Similarly not permitting runs of length $4$ yields $$2, 6, 20, 62, 194, 616, 1972, 6344, 20498, 66486, 216352, \\ 705982, 2309246, 7569420, \ldots$$
which is OEIS A177792.
The reader who wishes to initiate additional studies of these numbers may wish to consult the following Maple code where a total enumeration routine is presented and the generating functions are provided. To showcase these I point out that with $50$ cards each and no runs of more than seven being permitted we get the value
$${100\choose 50}^{-1} 52686377360486324043397253174$$
which gives $$47.78\%$$ for the complementary event (there is a run of at least seven cards).
RL :=
proc(m, n)
option remember;
local iter, res;
res := 0;
iter :=
proc(zc, oc, d)
local pos, cur, runlen;
if zc = 0 and oc = 0 then
cur := -1; pos := 1; runlen := 0;
while pos <= 2*m do
if d[pos] <> cur then
cur := d[pos];
runlen := 1;
else
runlen := runlen + 1;
if runlen >= n then
break;
fi;
fi;
pos := pos + 1;
od;
if pos = 2*m+1 and runlen<n then
res := res + 1;
fi;
return;
fi;
if zc >= 1 then
iter(zc-1, oc, [op(d), 0]);
fi;
if oc >= 1 then
iter(zc, oc-1, [op(d), 1]);
fi;
end;
iter(m, m, []);
res;
end;
Q1 :=
proc(m, n)
option remember;
local H;
H := (1-z^n)*(1-w^n)*
1/((1-z)*(1-w)-w*z+w*z^n+z*w^n-w^n*z^n);
coeftayl(coeftayl(H, z=0, m), w=0, m);
end;
Q3 :=
proc(m, n)
option remember;
local K;
K := add(z^q, q=0..n-1)*add(w^q, q=0..n-1)*
add(w^q*z^q*add(z^q, q=0..n-2)^q*add(w^q, q=0..n-2)^q,
q=0..m);
coeff(coeff(expand(K), z, m), w, m);
end;
The following plot shows the probabilities when we have sixteen cards of each color. We get all configurations when we permit runs of length at most sixteen, obviously.

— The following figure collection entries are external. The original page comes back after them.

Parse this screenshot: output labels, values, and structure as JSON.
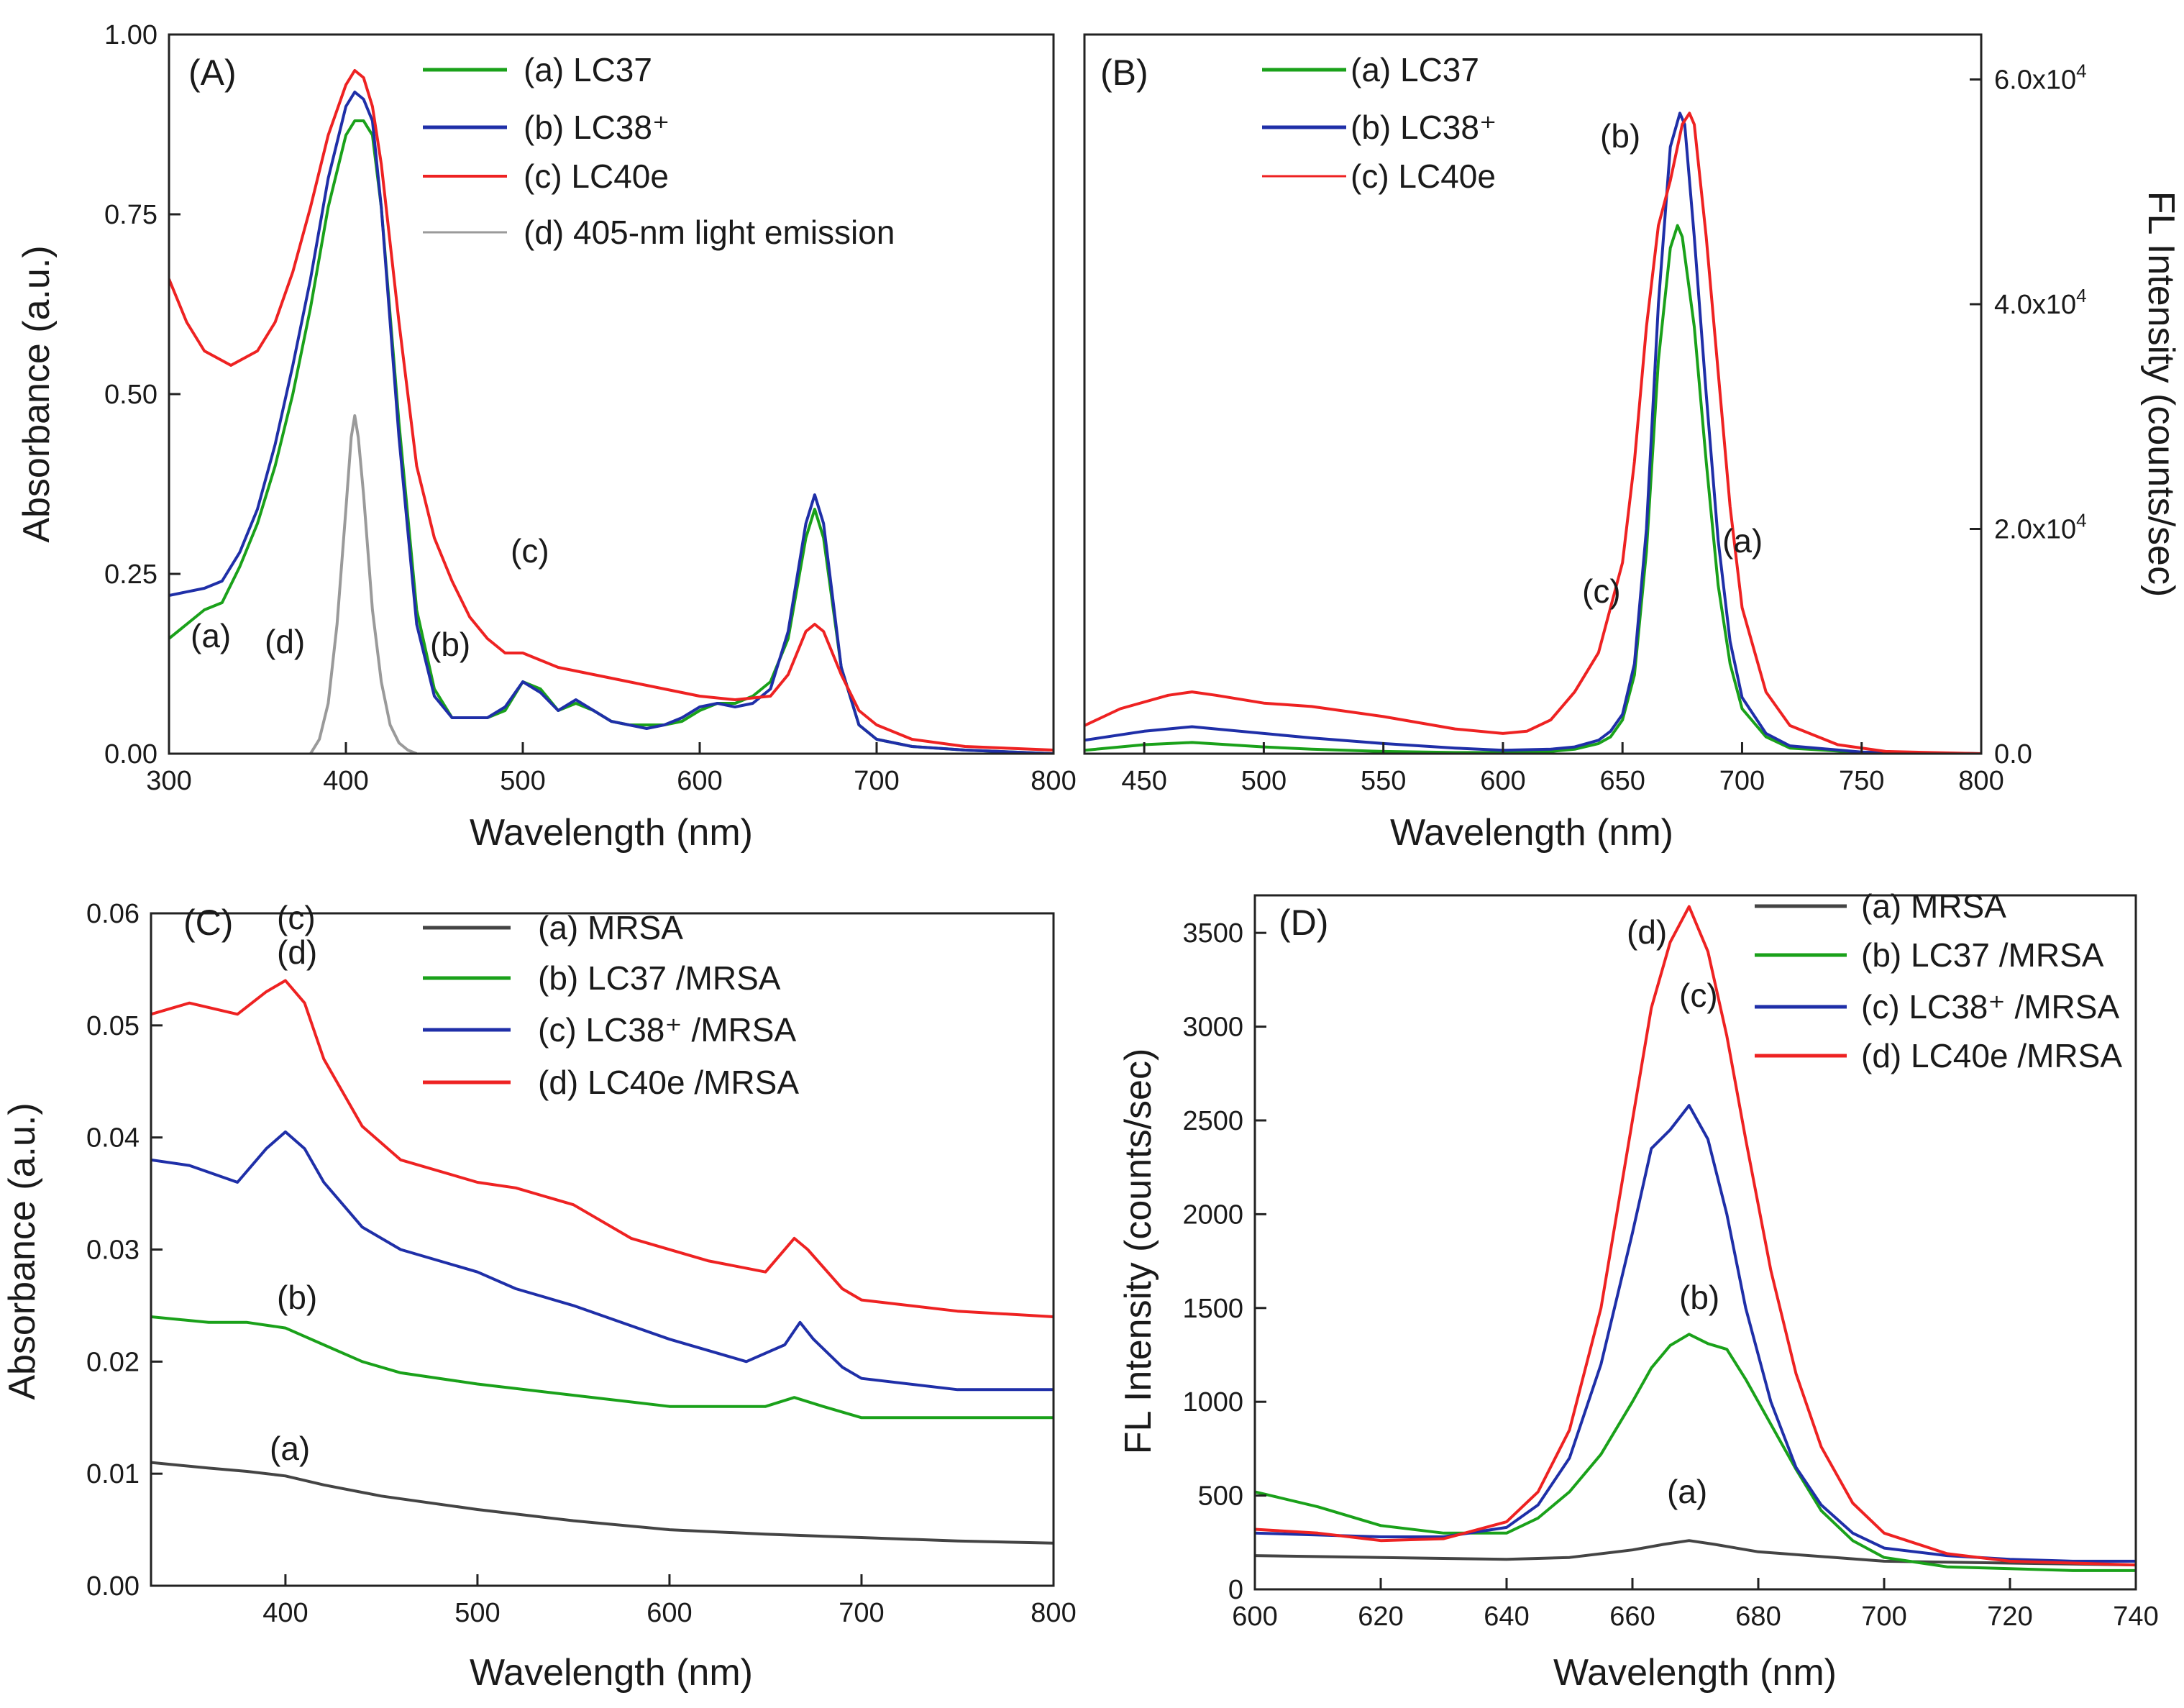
{
  "chart_data": [
    {
      "panel": "(A)",
      "type": "line",
      "xlabel": "Wavelength (nm)",
      "ylabel": "Absorbance (a.u.)",
      "xlim": [
        300,
        800
      ],
      "ylim": [
        0,
        1
      ],
      "xticks": [
        "300",
        "400",
        "500",
        "600",
        "700",
        "800"
      ],
      "yticks": [
        "0.00",
        "0.25",
        "0.50",
        "0.75",
        "1.00"
      ],
      "legend_position": "top-right",
      "series": [
        {
          "name": "(a) LC37",
          "color": "#1aa11a",
          "x": [
            300,
            320,
            330,
            340,
            350,
            360,
            370,
            380,
            390,
            400,
            405,
            410,
            415,
            420,
            430,
            440,
            450,
            460,
            470,
            480,
            490,
            500,
            510,
            520,
            530,
            540,
            550,
            560,
            570,
            580,
            590,
            600,
            610,
            620,
            630,
            640,
            650,
            660,
            665,
            670,
            680,
            690,
            700,
            720,
            750,
            800
          ],
          "y": [
            0.16,
            0.2,
            0.21,
            0.26,
            0.32,
            0.4,
            0.5,
            0.62,
            0.76,
            0.86,
            0.88,
            0.88,
            0.86,
            0.76,
            0.46,
            0.2,
            0.09,
            0.05,
            0.05,
            0.05,
            0.06,
            0.1,
            0.09,
            0.06,
            0.07,
            0.06,
            0.045,
            0.04,
            0.04,
            0.04,
            0.045,
            0.06,
            0.07,
            0.07,
            0.08,
            0.1,
            0.16,
            0.3,
            0.34,
            0.3,
            0.12,
            0.04,
            0.02,
            0.01,
            0.005,
            0.0
          ]
        },
        {
          "name": "(b) LC38⁺",
          "color": "#1f2fa8",
          "x": [
            300,
            320,
            330,
            340,
            350,
            360,
            370,
            380,
            390,
            400,
            405,
            410,
            415,
            420,
            430,
            440,
            450,
            460,
            470,
            480,
            490,
            500,
            510,
            520,
            530,
            540,
            550,
            560,
            570,
            580,
            590,
            600,
            610,
            620,
            630,
            640,
            650,
            660,
            665,
            670,
            680,
            690,
            700,
            720,
            750,
            800
          ],
          "y": [
            0.22,
            0.23,
            0.24,
            0.28,
            0.34,
            0.43,
            0.54,
            0.66,
            0.8,
            0.9,
            0.92,
            0.91,
            0.88,
            0.76,
            0.44,
            0.18,
            0.08,
            0.05,
            0.05,
            0.05,
            0.065,
            0.1,
            0.085,
            0.06,
            0.075,
            0.06,
            0.045,
            0.04,
            0.035,
            0.04,
            0.05,
            0.065,
            0.07,
            0.065,
            0.07,
            0.09,
            0.17,
            0.32,
            0.36,
            0.32,
            0.12,
            0.04,
            0.02,
            0.01,
            0.005,
            0.0
          ]
        },
        {
          "name": "(c) LC40e",
          "color": "#ee2222",
          "x": [
            300,
            310,
            320,
            335,
            350,
            360,
            370,
            380,
            390,
            400,
            405,
            410,
            415,
            420,
            430,
            440,
            450,
            460,
            470,
            480,
            490,
            500,
            510,
            520,
            540,
            560,
            580,
            600,
            620,
            640,
            650,
            660,
            665,
            670,
            680,
            690,
            700,
            720,
            750,
            800
          ],
          "y": [
            0.66,
            0.6,
            0.56,
            0.54,
            0.56,
            0.6,
            0.67,
            0.76,
            0.86,
            0.93,
            0.95,
            0.94,
            0.9,
            0.82,
            0.6,
            0.4,
            0.3,
            0.24,
            0.19,
            0.16,
            0.14,
            0.14,
            0.13,
            0.12,
            0.11,
            0.1,
            0.09,
            0.08,
            0.075,
            0.08,
            0.11,
            0.17,
            0.18,
            0.17,
            0.11,
            0.06,
            0.04,
            0.02,
            0.01,
            0.005
          ]
        },
        {
          "name": "(d) 405-nm light emission",
          "color": "#9a9a9a",
          "x": [
            380,
            385,
            390,
            395,
            400,
            403,
            405,
            407,
            410,
            415,
            420,
            425,
            430,
            435,
            440
          ],
          "y": [
            0.0,
            0.02,
            0.07,
            0.18,
            0.34,
            0.44,
            0.47,
            0.44,
            0.36,
            0.2,
            0.1,
            0.04,
            0.015,
            0.005,
            0.0
          ]
        }
      ],
      "annotations": [
        "(a)",
        "(b)",
        "(c)",
        "(d)"
      ]
    },
    {
      "panel": "(B)",
      "type": "line",
      "xlabel": "Wavelength (nm)",
      "ylabel": "FL Intensity (counts/sec)",
      "xlim": [
        425,
        800
      ],
      "ylim": [
        0,
        64000
      ],
      "xticks": [
        "450",
        "500",
        "550",
        "600",
        "650",
        "700",
        "750",
        "800"
      ],
      "yticks": [
        "0.0",
        "2.0x10",
        "4.0x10",
        "6.0x10"
      ],
      "ytick_exponent": "4",
      "y_axis_side": "right",
      "legend_position": "top-left",
      "series": [
        {
          "name": "(a) LC37",
          "color": "#1aa11a",
          "x": [
            425,
            450,
            470,
            500,
            520,
            550,
            580,
            600,
            620,
            630,
            640,
            645,
            650,
            655,
            660,
            665,
            670,
            673,
            675,
            680,
            685,
            690,
            695,
            700,
            710,
            720,
            750,
            800
          ],
          "y": [
            300,
            800,
            1000,
            600,
            400,
            200,
            100,
            100,
            200,
            400,
            900,
            1500,
            3000,
            7000,
            18000,
            35000,
            45000,
            47000,
            46000,
            38000,
            26000,
            15000,
            8000,
            4000,
            1500,
            500,
            100,
            0
          ]
        },
        {
          "name": "(b) LC38⁺",
          "color": "#1f2fa8",
          "x": [
            425,
            450,
            470,
            500,
            520,
            550,
            580,
            600,
            620,
            630,
            640,
            645,
            650,
            655,
            660,
            665,
            670,
            674,
            676,
            680,
            685,
            690,
            695,
            700,
            710,
            720,
            750,
            800
          ],
          "y": [
            1200,
            2000,
            2400,
            1800,
            1400,
            900,
            500,
            300,
            400,
            600,
            1200,
            2000,
            3500,
            8000,
            20000,
            40000,
            54000,
            57000,
            56000,
            46000,
            32000,
            19000,
            10000,
            5000,
            1800,
            700,
            150,
            0
          ]
        },
        {
          "name": "(c) LC40e",
          "color": "#ee2222",
          "x": [
            425,
            440,
            460,
            470,
            480,
            500,
            520,
            550,
            580,
            600,
            610,
            620,
            630,
            640,
            650,
            655,
            660,
            665,
            670,
            675,
            678,
            680,
            685,
            690,
            695,
            700,
            710,
            720,
            740,
            760,
            800
          ],
          "y": [
            2500,
            4000,
            5200,
            5500,
            5200,
            4500,
            4200,
            3300,
            2200,
            1800,
            2000,
            3000,
            5500,
            9000,
            17000,
            26000,
            38000,
            47000,
            51000,
            56000,
            57000,
            56000,
            46000,
            34000,
            22000,
            13000,
            5500,
            2500,
            800,
            200,
            0
          ]
        }
      ],
      "annotations": [
        "(a)",
        "(b)",
        "(c)"
      ]
    },
    {
      "panel": "(C)",
      "type": "line",
      "xlabel": "Wavelength (nm)",
      "ylabel": "Absorbance (a.u.)",
      "xlim": [
        330,
        800
      ],
      "ylim": [
        0,
        0.06
      ],
      "xticks": [
        "400",
        "500",
        "600",
        "700",
        "800"
      ],
      "yticks": [
        "0.00",
        "0.01",
        "0.02",
        "0.03",
        "0.04",
        "0.05",
        "0.06"
      ],
      "legend_position": "top-right",
      "series": [
        {
          "name": "(a) MRSA",
          "color": "#444444",
          "x": [
            330,
            360,
            380,
            400,
            420,
            450,
            500,
            550,
            600,
            650,
            700,
            750,
            800
          ],
          "y": [
            0.011,
            0.0105,
            0.0102,
            0.0098,
            0.009,
            0.008,
            0.0068,
            0.0058,
            0.005,
            0.0046,
            0.0043,
            0.004,
            0.0038
          ]
        },
        {
          "name": "(b) LC37 /MRSA",
          "color": "#1aa11a",
          "x": [
            330,
            360,
            380,
            400,
            420,
            440,
            460,
            500,
            550,
            600,
            650,
            665,
            680,
            700,
            750,
            800
          ],
          "y": [
            0.024,
            0.0235,
            0.0235,
            0.023,
            0.0215,
            0.02,
            0.019,
            0.018,
            0.017,
            0.016,
            0.016,
            0.0168,
            0.016,
            0.015,
            0.015,
            0.015
          ]
        },
        {
          "name": "(c) LC38⁺ /MRSA",
          "color": "#1f2fa8",
          "x": [
            330,
            350,
            375,
            390,
            400,
            410,
            420,
            440,
            460,
            500,
            520,
            550,
            600,
            640,
            660,
            668,
            675,
            690,
            700,
            750,
            800
          ],
          "y": [
            0.038,
            0.0375,
            0.036,
            0.039,
            0.0405,
            0.039,
            0.036,
            0.032,
            0.03,
            0.028,
            0.0265,
            0.025,
            0.022,
            0.02,
            0.0215,
            0.0235,
            0.022,
            0.0195,
            0.0185,
            0.0175,
            0.0175
          ]
        },
        {
          "name": "(d) LC40e /MRSA",
          "color": "#ee2222",
          "x": [
            330,
            350,
            375,
            390,
            400,
            410,
            420,
            440,
            460,
            500,
            520,
            550,
            580,
            620,
            650,
            665,
            672,
            690,
            700,
            750,
            800
          ],
          "y": [
            0.051,
            0.052,
            0.051,
            0.053,
            0.054,
            0.052,
            0.047,
            0.041,
            0.038,
            0.036,
            0.0355,
            0.034,
            0.031,
            0.029,
            0.028,
            0.031,
            0.03,
            0.0265,
            0.0255,
            0.0245,
            0.024
          ]
        }
      ],
      "annotations": [
        "(a)",
        "(b)",
        "(c)",
        "(d)"
      ]
    },
    {
      "panel": "(D)",
      "type": "line",
      "xlabel": "Wavelength (nm)",
      "ylabel": "FL Intensity (counts/sec)",
      "xlim": [
        600,
        740
      ],
      "ylim": [
        0,
        3700
      ],
      "xticks": [
        "600",
        "620",
        "640",
        "660",
        "680",
        "700",
        "720",
        "740"
      ],
      "yticks": [
        "0",
        "500",
        "1000",
        "1500",
        "2000",
        "2500",
        "3000",
        "3500"
      ],
      "legend_position": "top-right",
      "series": [
        {
          "name": "(a) MRSA",
          "color": "#444444",
          "x": [
            600,
            620,
            640,
            650,
            660,
            665,
            669,
            673,
            680,
            700,
            720,
            740
          ],
          "y": [
            180,
            170,
            160,
            170,
            210,
            240,
            260,
            240,
            200,
            150,
            140,
            130
          ]
        },
        {
          "name": "(b) LC37 /MRSA",
          "color": "#1aa11a",
          "x": [
            600,
            610,
            620,
            630,
            640,
            645,
            650,
            655,
            660,
            663,
            666,
            669,
            672,
            675,
            678,
            682,
            686,
            690,
            695,
            700,
            710,
            720,
            730,
            740
          ],
          "y": [
            520,
            440,
            340,
            300,
            300,
            380,
            520,
            720,
            1000,
            1180,
            1300,
            1360,
            1310,
            1280,
            1120,
            880,
            640,
            420,
            260,
            170,
            120,
            110,
            100,
            100
          ]
        },
        {
          "name": "(c) LC38⁺ /MRSA",
          "color": "#1f2fa8",
          "x": [
            600,
            610,
            620,
            630,
            640,
            645,
            650,
            655,
            660,
            663,
            666,
            669,
            672,
            675,
            678,
            682,
            686,
            690,
            695,
            700,
            710,
            720,
            730,
            740
          ],
          "y": [
            300,
            290,
            280,
            280,
            330,
            450,
            700,
            1200,
            1900,
            2350,
            2450,
            2580,
            2400,
            2000,
            1500,
            1000,
            650,
            450,
            300,
            220,
            180,
            160,
            150,
            150
          ]
        },
        {
          "name": "(d) LC40e /MRSA",
          "color": "#ee2222",
          "x": [
            600,
            610,
            620,
            630,
            640,
            645,
            650,
            655,
            660,
            663,
            666,
            669,
            672,
            675,
            678,
            682,
            686,
            690,
            695,
            700,
            710,
            720,
            730,
            740
          ],
          "y": [
            320,
            300,
            260,
            270,
            360,
            520,
            850,
            1500,
            2500,
            3100,
            3450,
            3640,
            3400,
            2950,
            2400,
            1700,
            1150,
            760,
            460,
            300,
            190,
            150,
            140,
            130
          ]
        }
      ],
      "annotations": [
        "(a)",
        "(b)",
        "(c)",
        "(d)"
      ]
    }
  ]
}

1 + HHHHHHHHHHHHHHHHHHHHHHHHHH + HHHHH + HHH + HH + HH 0.8 H + H + H + H + HH 0.6 H + H + H | H + H + H 0.4 H + H + H + H + H 0.2 H + H + H + HH + H +********+-++-++-++-++-+-++-++-++-++-++-++-++-+-++-++-++-++- 0 2 4 6 8 10 12 14 16
It's not easy to give an exact result, but if you want a simple upper bound, you can compute the expected number of runs of length $n$ easily. Any given block of $n$ cards is a run with probability $$ \frac{{{52-n}\choose{26}}}{{52}\choose{26}}=\frac{(52-n)!26!}{(26-n)!52!}, $$ so the expected number of runs of length $n$ is just $$ E_n = (53-n)\frac{(52-n)!26!}{(26-n)!52!}=\frac{53\cdot {{26}\choose{n}}}{{53}\choose{n}}. $$ (Here we are allowing non-maximal runs in the count... so a run of length $8$, say, contains three runs of length $6$.) The expected number of runs of length $n$ is greater than or equal to the probability of there being at least one run of length $n$. The first nontrivial result comes for $n=6$: the probability of at least one run of length $6$ satisfies $$ P_6 \le E_6 = \frac{53\cdot{{26}\choose{6}}}{{53}\choose{6}}=\frac{26\cdot 25\cdot 24\cdot 23 \cdot 22\cdot 21}{52 \cdot 51\cdot 50 \cdot 49\cdot 48}=0.5315... $$ Since the exact result is $P_6=0.46424\ldots$, this isn't too loose; and it will yield closer approximations for longer run lengths.